Citizens policy pushes some homeowners to add new roofs
TAMPA, Fla. – Aug. 22, 2011 – Homeowners across Florida who are up for an insurance policy renewal with the state’s insurer of last resort are receiving letters about their roofs.
Anyone with a home 25 years old or older must get an inspection and prove to Citizens Property Insurance Corp. that their roof is expected to last at least three more years.
Robert Brown says he thought he had a few more years to save money to put new roofs on his rental homes. But Citizens told him the roofs must be replaced now, or it won’t renew his policies.
“They’re forcing people to put on a new roof, even if you have a few years of life left on the roof,” Brown said. “This could force a lot of people into foreclosure, if they can’t afford the roof and then lose their insurance.”
Replacing a roof on a typical home can cost thousands of dollars.
The relatively new requirement for the roof inspection comes on the heels of another controversial Citizens policy. The company recently said it’s raising its rates for sinkhole coverage by 400 to 2,000 percent in some Bay area locations.
When it comes to the roof policy, some customers can’t afford a new roof now and say they’re letting their insurance lapse, local insurance agents said.
“This couldn’t come at a worse time,” said Laura Hart, of Florian Insurance Inc. in Hudson. “This is the worst economy most of these people have seen in their lives.”
Hart said some customers are angry that their insurance company is taking away their chance to save longer for a new roof.
If an inspector says the roof is damaged, has visible signs of leaking, or if the inspector thinks the roof might not last three years, Citizens wants it repaired or replaced.
Christine Ashburn, spokeswoman for Citizens, said the company wants to make sure it’s not covering homes that are vulnerable to hurricanes because of a weak roof.
Ashburn said the three-year lifespan rule is reasonable, and too many homeowners wait too long to replace their roofs.
“Insurance is not a maintenance program, and it’s important for Citizens to make sure we’re not covering homes with roofs in disrepair,” Ashburn said. “If we have a deficit after a hurricane, everyone in Florida could be assessed to make up for it.”
Ashburn said the company instituted the new roof requirements for some policyholders a year ago, but more homeowners are learning about now, as their policies come up for renewal.
“Tampa may have clusters of older homes, and that may be why more homeowners are complaining about the roof policy now,” Ashburn said.
Citizens is Florida’s insurer of last resort, meaning many of its policyholders couldn’t get coverage through private insurers.
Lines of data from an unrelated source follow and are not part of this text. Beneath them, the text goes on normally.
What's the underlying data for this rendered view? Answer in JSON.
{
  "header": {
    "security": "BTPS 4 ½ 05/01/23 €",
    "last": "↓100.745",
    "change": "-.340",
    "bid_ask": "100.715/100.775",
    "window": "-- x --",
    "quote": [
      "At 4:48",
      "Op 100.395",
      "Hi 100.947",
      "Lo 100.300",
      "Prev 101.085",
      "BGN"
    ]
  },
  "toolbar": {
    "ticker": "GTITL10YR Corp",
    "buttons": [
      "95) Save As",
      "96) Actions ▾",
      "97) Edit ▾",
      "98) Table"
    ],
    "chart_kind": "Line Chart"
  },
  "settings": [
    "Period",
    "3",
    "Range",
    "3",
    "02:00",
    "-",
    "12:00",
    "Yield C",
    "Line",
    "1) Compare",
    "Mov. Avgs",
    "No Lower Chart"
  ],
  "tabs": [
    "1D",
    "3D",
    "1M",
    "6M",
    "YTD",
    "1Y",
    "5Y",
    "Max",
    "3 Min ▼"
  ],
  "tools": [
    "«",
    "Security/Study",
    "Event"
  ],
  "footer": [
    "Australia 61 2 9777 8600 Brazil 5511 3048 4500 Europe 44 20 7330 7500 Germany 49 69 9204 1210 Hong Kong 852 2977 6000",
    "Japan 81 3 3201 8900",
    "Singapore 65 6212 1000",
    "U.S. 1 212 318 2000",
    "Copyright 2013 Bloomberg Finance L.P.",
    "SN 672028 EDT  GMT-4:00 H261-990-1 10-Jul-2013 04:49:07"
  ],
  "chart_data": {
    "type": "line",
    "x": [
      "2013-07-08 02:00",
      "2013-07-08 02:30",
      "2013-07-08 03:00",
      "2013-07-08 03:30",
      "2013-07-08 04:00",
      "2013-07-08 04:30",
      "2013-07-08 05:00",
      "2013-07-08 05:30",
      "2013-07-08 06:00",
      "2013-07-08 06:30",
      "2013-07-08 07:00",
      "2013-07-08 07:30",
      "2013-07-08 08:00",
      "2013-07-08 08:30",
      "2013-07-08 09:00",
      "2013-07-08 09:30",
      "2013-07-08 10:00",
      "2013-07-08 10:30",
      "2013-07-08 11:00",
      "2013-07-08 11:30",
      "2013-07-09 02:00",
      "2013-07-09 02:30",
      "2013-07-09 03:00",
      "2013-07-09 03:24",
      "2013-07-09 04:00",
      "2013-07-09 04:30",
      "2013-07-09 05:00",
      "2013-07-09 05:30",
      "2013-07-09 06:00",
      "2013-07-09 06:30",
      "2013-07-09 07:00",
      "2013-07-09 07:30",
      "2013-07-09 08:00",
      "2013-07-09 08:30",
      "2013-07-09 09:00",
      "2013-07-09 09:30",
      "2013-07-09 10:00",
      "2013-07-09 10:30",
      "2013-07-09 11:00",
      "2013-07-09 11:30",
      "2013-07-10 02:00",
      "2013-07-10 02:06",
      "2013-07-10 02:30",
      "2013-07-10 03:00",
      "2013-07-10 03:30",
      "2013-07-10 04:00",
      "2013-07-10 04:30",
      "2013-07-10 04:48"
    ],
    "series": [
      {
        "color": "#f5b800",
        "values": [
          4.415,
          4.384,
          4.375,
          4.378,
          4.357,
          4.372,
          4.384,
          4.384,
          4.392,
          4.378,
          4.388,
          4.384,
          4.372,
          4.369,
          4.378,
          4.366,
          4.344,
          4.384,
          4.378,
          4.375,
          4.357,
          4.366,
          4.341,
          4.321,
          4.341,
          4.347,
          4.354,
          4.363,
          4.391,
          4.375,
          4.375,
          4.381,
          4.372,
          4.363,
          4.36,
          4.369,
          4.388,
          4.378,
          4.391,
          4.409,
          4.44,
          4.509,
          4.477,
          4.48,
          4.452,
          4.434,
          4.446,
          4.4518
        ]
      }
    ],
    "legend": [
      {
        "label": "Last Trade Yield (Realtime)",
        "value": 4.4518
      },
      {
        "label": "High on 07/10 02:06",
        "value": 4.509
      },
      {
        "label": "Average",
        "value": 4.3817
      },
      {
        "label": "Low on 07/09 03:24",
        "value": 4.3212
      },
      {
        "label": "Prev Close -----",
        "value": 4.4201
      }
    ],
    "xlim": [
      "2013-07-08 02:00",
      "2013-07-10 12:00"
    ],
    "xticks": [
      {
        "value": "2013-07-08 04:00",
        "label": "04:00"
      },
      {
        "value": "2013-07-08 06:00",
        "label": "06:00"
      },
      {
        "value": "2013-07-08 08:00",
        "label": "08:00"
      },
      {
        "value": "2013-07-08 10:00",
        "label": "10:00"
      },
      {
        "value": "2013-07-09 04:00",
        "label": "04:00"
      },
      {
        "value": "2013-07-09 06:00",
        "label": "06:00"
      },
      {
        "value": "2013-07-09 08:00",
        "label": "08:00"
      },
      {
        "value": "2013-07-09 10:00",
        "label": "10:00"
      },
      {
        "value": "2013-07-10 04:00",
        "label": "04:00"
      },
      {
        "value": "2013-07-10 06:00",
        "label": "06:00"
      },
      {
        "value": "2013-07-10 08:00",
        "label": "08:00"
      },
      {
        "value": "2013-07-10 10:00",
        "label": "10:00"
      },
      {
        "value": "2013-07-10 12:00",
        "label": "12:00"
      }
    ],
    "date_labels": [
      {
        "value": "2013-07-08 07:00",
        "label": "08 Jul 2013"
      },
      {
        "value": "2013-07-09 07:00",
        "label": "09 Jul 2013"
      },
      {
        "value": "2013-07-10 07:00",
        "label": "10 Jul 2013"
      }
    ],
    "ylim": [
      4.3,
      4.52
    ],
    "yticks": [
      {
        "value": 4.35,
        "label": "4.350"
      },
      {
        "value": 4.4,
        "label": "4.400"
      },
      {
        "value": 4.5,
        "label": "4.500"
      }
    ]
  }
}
So customers can’t shop around.
Kirsten Tams-Schleitwiler, of AAA Insurance Agency, in Sun City Center, said she has also had customers say they’ll just go without insurance.
That’s dangerous for anyone, she said, and not really an option for those with a mortgage. Without insurance, a bank will assign insurance to the property, which is typically triple the cost of a regular policy, she said.
Nathan Dutcher, of Point Residential in Tampa, inspects roofs and said his business is up, mostly because of worried Citizens customers. Most shingle roofs are advertised to last 25 years, but few do, he said, because of the Florida heat.
“Homeowners are frustrated,” Dutcher said. “People don’t have too much money for that now, they don’t really think about, “Hey, I’m going to need a new roof this year or next year.’“
Some homeowners, though, know they’ll need a new roof soon but aren’t ready to replace it yet.
That’s what happened to Ted Williams in Tampa. He planned to buy a new roof next spring, after he received his tax return.
“My wife got a letter that explained that in order to renew our insurance, the roof had to be replaced,” Williams said. “With citizens being the lone insurance choice, it’s not fair, but what can I say?”
Williams said his roof was about three years old when he moved in 14 years ago. He knew the roof wasn’t in good shape but was still surprised he couldn’t wait until spring to replace it.
The roof cost him $6,000.
“We have four kids and are trying to buy school clothes and things,” Williams said. “But you can’t go without insurance on your home, not when a hurricane could come.”